Let $\pi: X \times Y \to X$ be the projection map where $Y$ is compact. Prove that $\pi$ is a closed map.
First I would like to see a proof of this claim.
I want to know that here why compactness is necessary or do we have any other weaker condition other than compactness for the same result to hold.
On
Suppose $Z \subset X \times Y$ is closed, and suppose $x_0 \in X \setminus \pi[Z]$. For any $y \in Y, (x_0, y) \notin Z$, and as $Z$ is closed we find a basic open subset $U(y) \times V(y)$ of $X \times Y$ that contains $(x_0, y)$ and misses $Z$. The $V(y)$ cover $Y$, so finitely many of them cover $Y$ by compactness, say $V(y_1),\ldots,V(y_n)$ do. Now define $U = \cap_{i=1}^{n} U(y_i)$, and note that $U$ is an open neighbourhood of $x_0$ that misses $\pi[Z]$: suppose that there is some $(x,y)\in Z$ with $\pi(x,y) = x \in U$. Then $y \in V(y_i)$ for some $i$, and as $x \in U \subseteq U(y_i)$ (as $U$ is the intersection of all $U(y_i)$) we get that $(x,y) \in (U(y_i) \times V(y_i)) \cap Z$ which contradicts how these sets were chosen to be disjoint from $Z$. So $U \cap \pi[Z]=\emptyset$ and $\pi[Z]$ is closed.

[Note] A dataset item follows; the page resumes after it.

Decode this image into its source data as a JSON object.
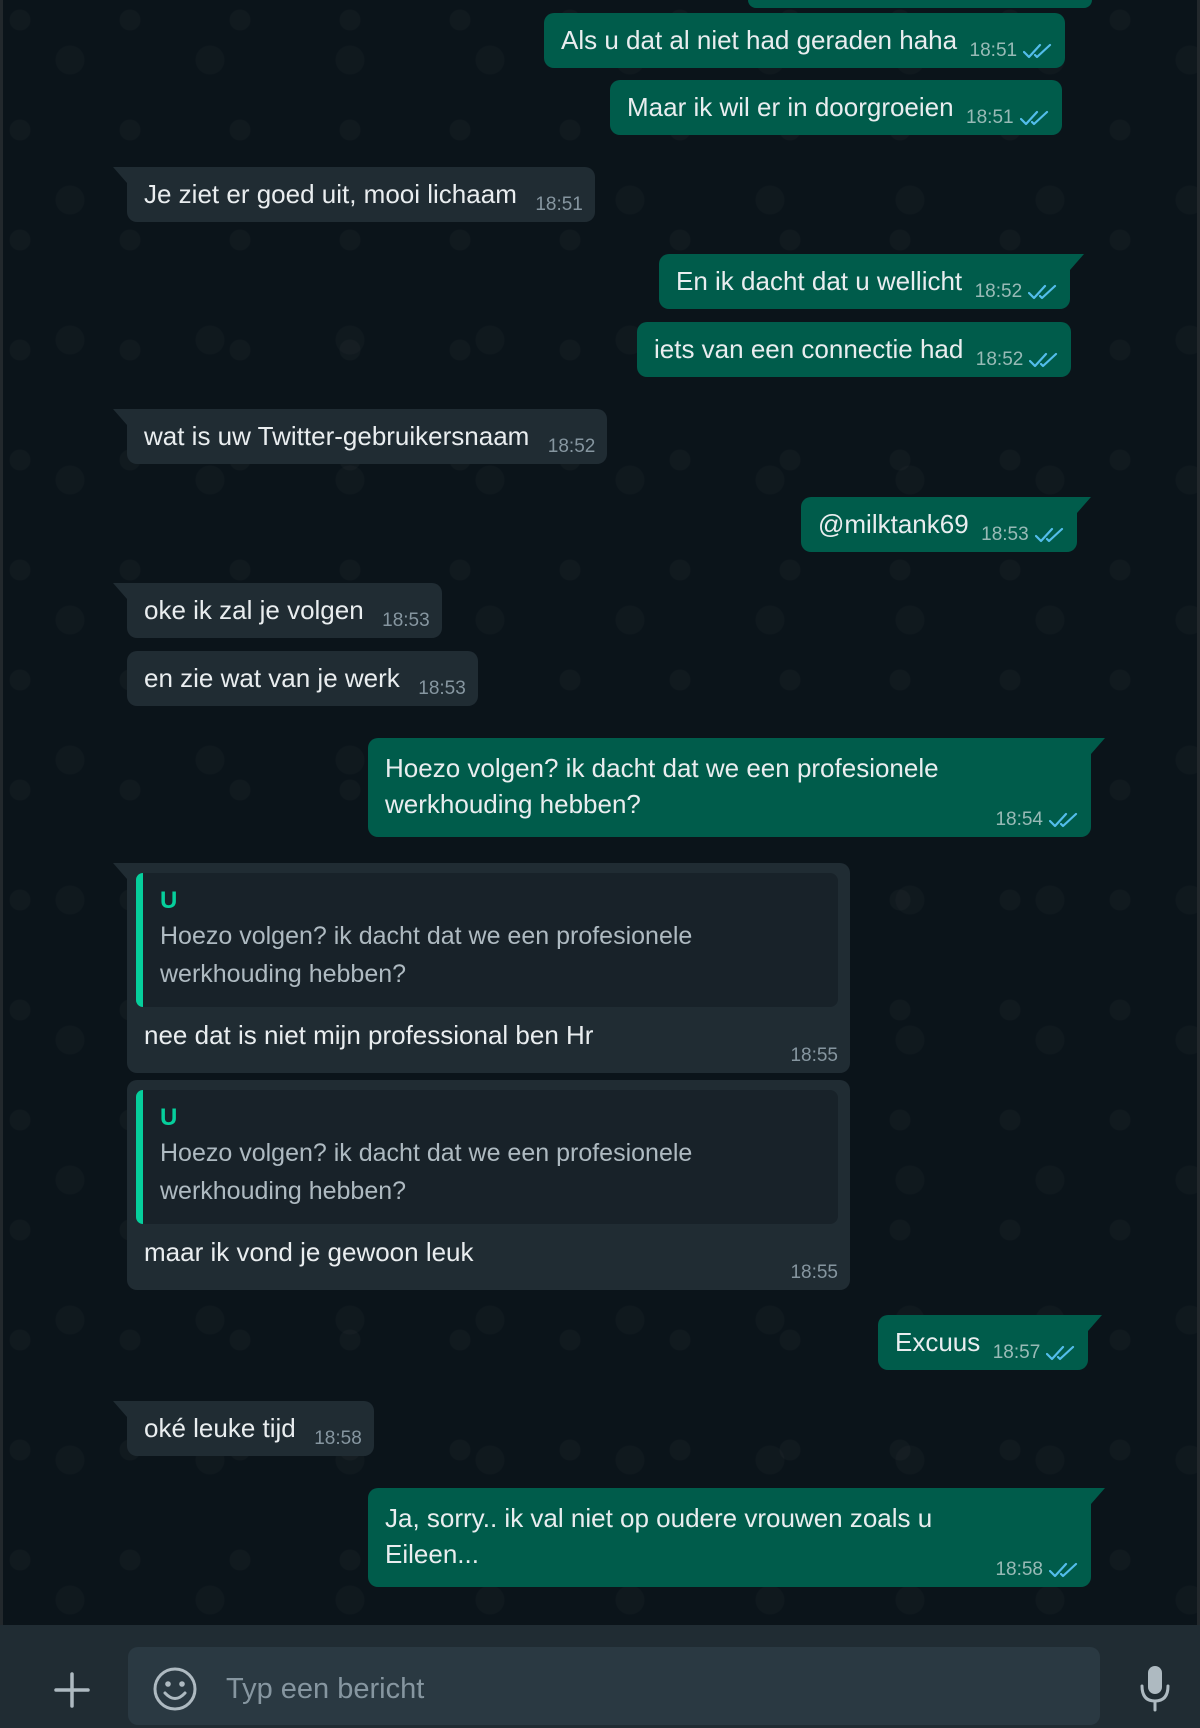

To see that the closed projection property implies compactness: suppose $X$ has the closed projection property along $X$, and let $\cal{F}$ be a filter on $X$. Define a space $Y$ that is as a set $X \cup \{\ast\}, \ast \notin X$, where $X$ has the discrete topology and a neighbourhood of $\ast$ is of the form $A \cup \{\ast\}$ with $A \in \cal{F}$. Then $D = \{(x,x): x \in X\}$ is a subset $X \times Y$ and closedness of the projection $p: X \times Y \rightarrow Y$ implies that some point $(x,\ast)$ is in its closure: $D$ cannot be closed in $X \times Y$, because $p[D] = X$ is not closed in $Y$, as $\ast \in \overline{p[D]} = p[\overline{D}]$, by closedness (and continuity) of $p$. This $x$ is an adherence point of the filter, because if $A \in \mathcal{F}$ and $x \in O$ where $O$ is open in $X$, then $O \times (A \cup \{\ast\})$ is basic open in $X \times Y$ and so intersects $D$ in some $(p,p)$, $p \in X$. This $p \in O \cap A \neq \emptyset$, showing that $x$ is an adherence point of $\mathcal{F}$.
There is a standard example for why some hypothesis on $Y$ is necessary: let $X=Y=\mathbb R$, and consider the closed subset $F=\{(x,y)\in \mathbb R\times\mathbb R:xy=1\}\subseteq\mathbb{R}^2$. What is its projection to the first factor?
In fact, one can prove that a space $Y$ is compact iff for all spaces $X$ the projection $X\times Y\to X$ is closed. So while compactness is not necessary (I think...) for the closedness of the projection for one $X$, it is necessary if you want all such projections to be closed.
As for the proof you want in the first bullet point... this is a standard exercise in topology: what have you tried?